Aveva comperato un biglietto aereo per Istanbul il 30 maggio, ossia il giorno dopo essere stato indagato per caporalato insieme alla Caddell Costruction, la società di cui è uno dei responsabili in Italia, che sta restaurando e costruendo l’edificio che sarà la nuova sede del Consolato Usa a Milano con operai, secondo la Procura, tenuti in una situazione di “para-schiavitù”.
Per questo oggi il turco Ulas Demir è stato bloccato all’aeroporto di Orio al Serio, mentre stava partendo con la famiglia, e portato in carcere a Bergamo. A firmare il provvedimento di fermo, che dovrà essere convalidato dal gip, per “pericolo di fuga concreto, reale e imminente” è stato il pm Paolo Storari, titolare dell’inchiesta insieme al collega Mauro Clerici.
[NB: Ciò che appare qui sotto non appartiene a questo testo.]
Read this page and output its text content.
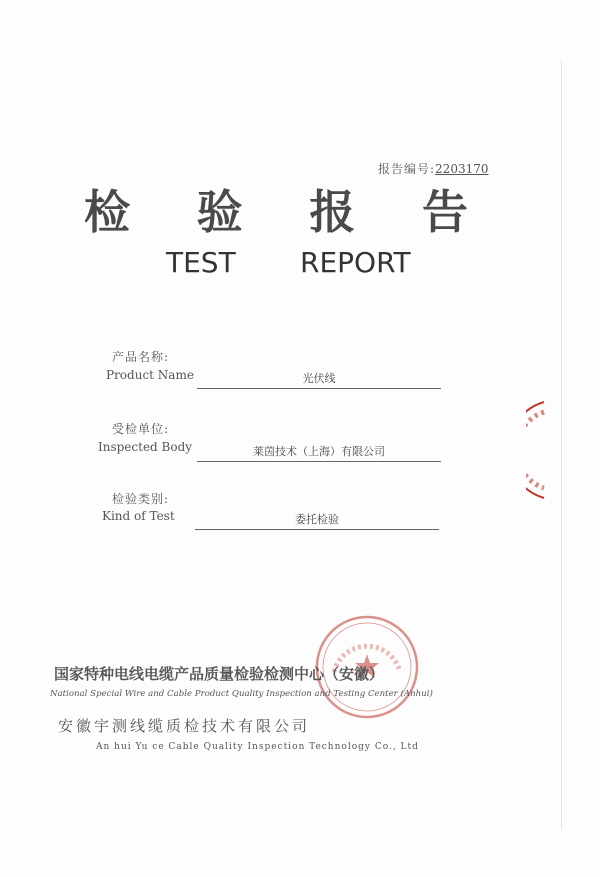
报告编号:2203170
检 验 报 告
TEST REPORT
产品名称:
Product Name	光伏线
受检单位:
Inspected Body	莱茵技术（上海）有限公司
检验类别:
Kind of Test	委托检验
国家特种电线电缆产品质量检验检测中心（安徽）
National Special Wire and Cable Product Quality Inspection and Testing Center (Anhui)
安徽宇测线缆质检技术有限公司
An hui Yu ce Cable Quality Inspection Technology Co., Ltd
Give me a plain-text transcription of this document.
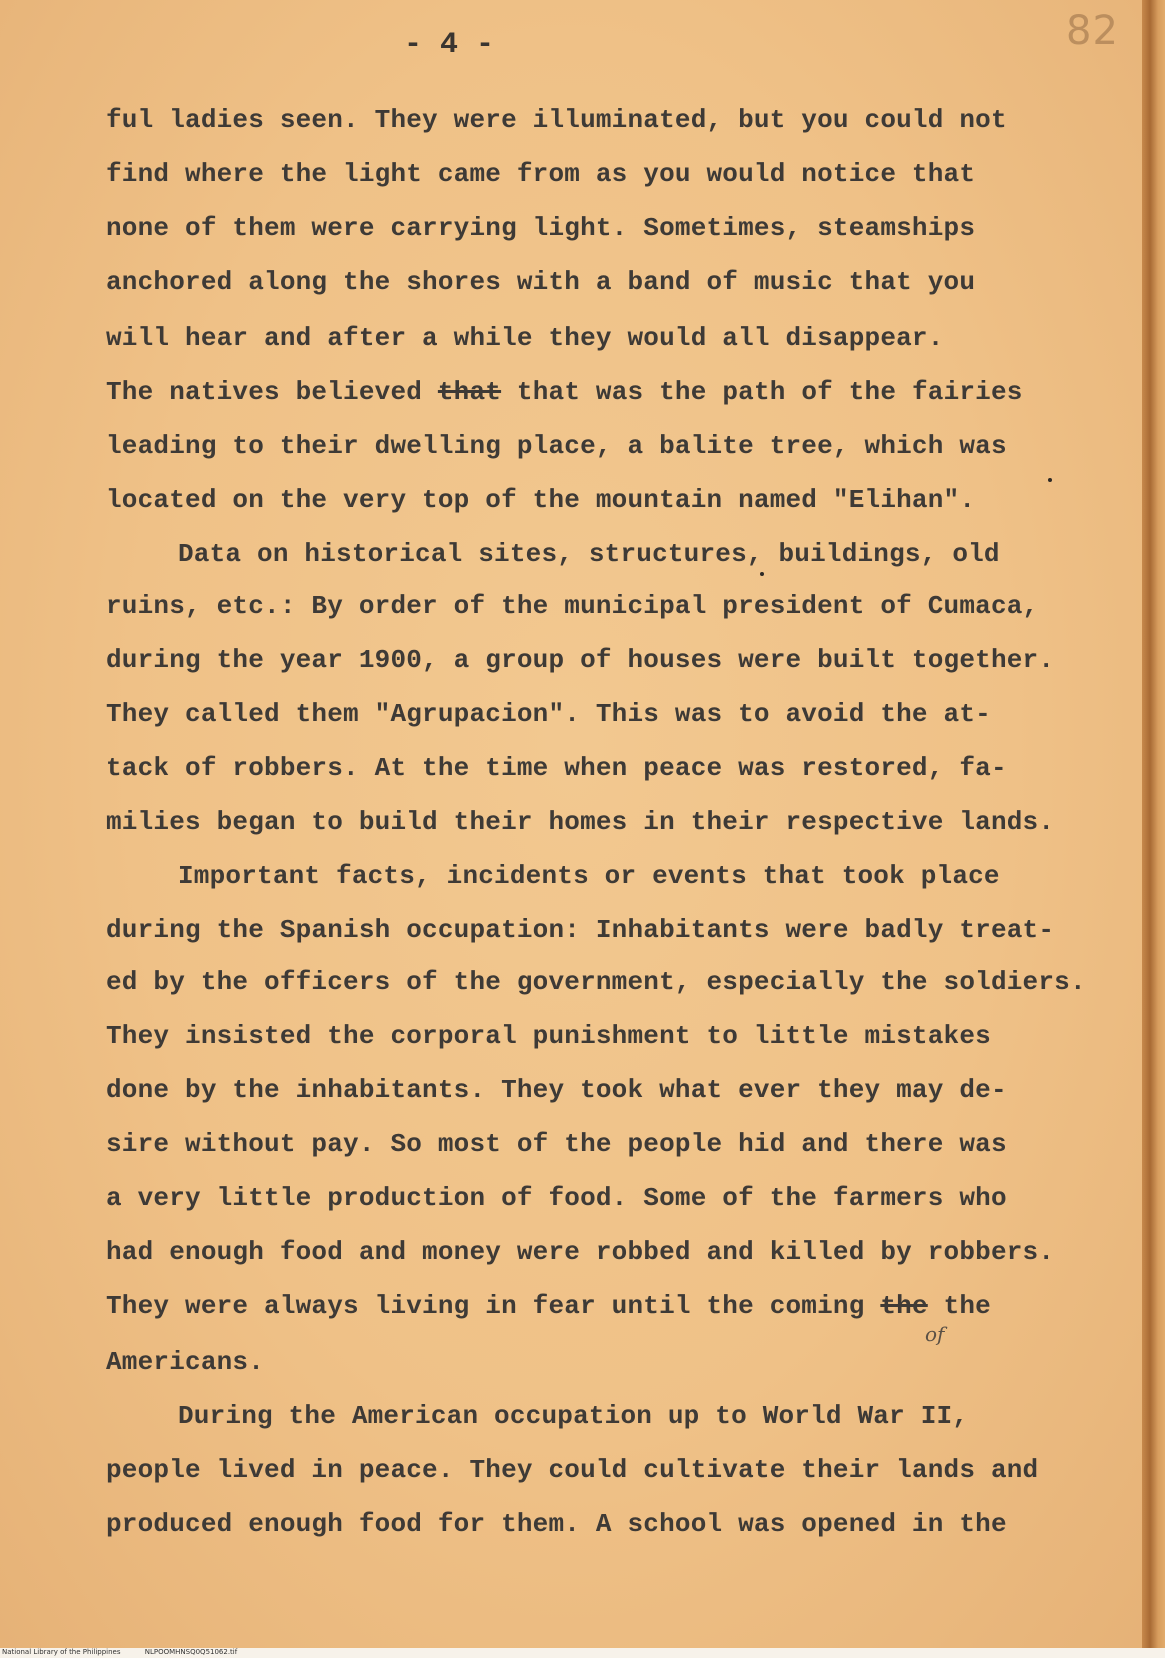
82
- 4 -
ful ladies seen. They were illuminated, but you could not
find where the light came from as you would notice that
none of them were carrying light. Sometimes, steamships
anchored along the shores with a band of music that you
will hear and after a while they would all disappear.
The natives believed that that was the path of the fairies
leading to their dwelling place, a balite tree, which was
located on the very top of the mountain named "Elihan".
Data on historical sites, structures, buildings, old
ruins, etc.: By order of the municipal president of Cumaca,
during the year 1900, a group of houses were built together.
They called them "Agrupacion". This was to avoid the at-
tack of robbers. At the time when peace was restored, fa-
milies began to build their homes in their respective lands.
Important facts, incidents or events that took place
during the Spanish occupation: Inhabitants were badly treat-
ed by the officers of the government, especially the soldiers.
They insisted the corporal punishment to little mistakes
done by the inhabitants. They took what ever they may de-
sire without pay. So most of the people hid and there was
a very little production of food. Some of the farmers who
had enough food and money were robbed and killed by robbers.
They were always living in fear until the coming the the
of
Americans.
During the American occupation up to World War II,
people lived in peace. They could cultivate their lands and
produced enough food for them. A school was opened in the
National Library of the Philippines	NLPOOMHNSQ0Q51062.tif
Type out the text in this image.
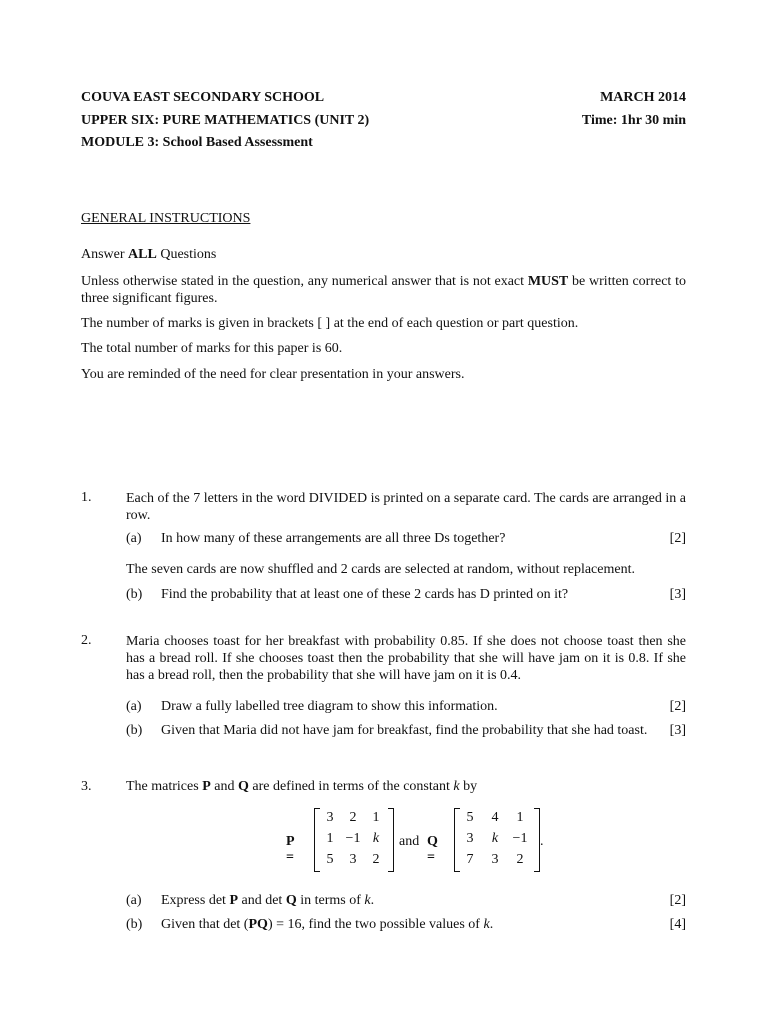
COUVA EAST SECONDARY SCHOOL	MARCH 2014
UPPER SIX: PURE MATHEMATICS (UNIT 2)	Time: 1hr 30 min
MODULE 3: School Based Assessment
GENERAL INSTRUCTIONS
Answer ALL Questions
Unless otherwise stated in the question, any numerical answer that is not exact MUST be written correct to three significant figures.
The number of marks is given in brackets [ ] at the end of each question or part question.
The total number of marks for this paper is 60.
You are reminded of the need for clear presentation in your answers.
1. Each of the 7 letters in the word DIVIDED is printed on a separate card. The cards are arranged in a row.
(a) In how many of these arrangements are all three Ds together?	[2]
The seven cards are now shuffled and 2 cards are selected at random, without replacement.
(b) Find the probability that at least one of these 2 cards has D printed on it?	[3]
2. Maria chooses toast for her breakfast with probability 0.85. If she does not choose toast then she has a bread roll. If she chooses toast then the probability that she will have jam on it is 0.8. If she has a bread roll, then the probability that she will have jam on it is 0.4.
(a) Draw a fully labelled tree diagram to show this information.	[2]
(b) Given that Maria did not have jam for breakfast, find the probability that she had toast. [3]
3. The matrices P and Q are defined in terms of the constant k by
P =
3	2	1
1 −1 k
5	3	2
and Q =
5	4	1
3	k	−1
7	3	2
.
(a) Express det P and det Q in terms of k.	[2]
(b) Given that det (PQ) = 16, find the two possible values of k.	[4]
Il 47enne – che nelle documentazione in prefettura sui lavoratori ‘importati’ dall’India figura come rappresentante legale e datore di lavoro della Caddell Construction Co DE LLC India – è stato intercettato il 29 maggio al telefono con un interlocutore non identificato ma ritenuto uno dei suoi superiori nell’azienda, che gli consigliava di andarsene. “Fra Zafer dice che se vieni per ferie sarebbe meglio”.
E alla sua domanda “va bene, non sarebbero dei problemi dopo?”, gli ha risposto “ho parlato anche con Can Celik, loro dicono che così potrebbero esserci più problemi. Mi ha detto che potrebbe essere più problematico se succede nell’altro modo”, aggiungendo “quindi qual è la data più vicina in cui puoi farlo?”, “Vedi un attimo e parlane con tua moglie”.
Nell’inchiesta della Procura di Milano sono indagati Demir e la Caddell per la responsabilità amministrativa degli enti. Da quanto ricostruito in seguito alle indagini dei carabinieri del Nucleo ispettorato del Lavoro, nel cantiere da 200 milioni di euro dell’ex Tiro a segno di piazzale Accursio sarebbero stati impiegati lavoratori “in condizioni di sfruttamento, approfittando del loro stato di bisogno” in una situazione di “para-schiavismo”.
Lavoratori indiani reclutati dalla Dynamic House di Nuova Dehli che venivano pagati una miseria. “Venivano sfruttati”, hanno scritto i pm Storari e Clerici nel provvedimento che ha disposto il controllo giudiziario d’urgenza per la Caddell Construction, con paghe “palesemente difformi dalla contrattazione collettiva e notevolmente inferiori alla soglia di povertà”. Divisi in squadre, ciascuna con un caposquadra turco, gli operai indiani erano pagati meno di tre euro l’ora (qualcuno anche meno di un euro e mezzo) per 10-12 ore di lavoro al giorno in cantiere, sei giorni su sette, quindi 1200-1500 euro, a cui dovevano togliere quasi 900 euro per pagarsi vitto e alloggio.
Tutto ciò dopo aver versato persino un “pizzo” da 5mila euro nel loro Paese agli “intermediari” che gli avevano “permesso” di arrivare in Italia a lavorare, senza conoscere la lingua, firmando carte che non sapevano leggere, tra insulti, botte e minacce. Per questo, oltre all’accusa di caporalato a Demir, sono contestati anche le aggravanti dal fatto che i lavoratori sfruttati erano più di tre e che erano stati minacciati paventando “il licenziamento” e di “essere rispediti in India” se non avessero accettato le condizioni.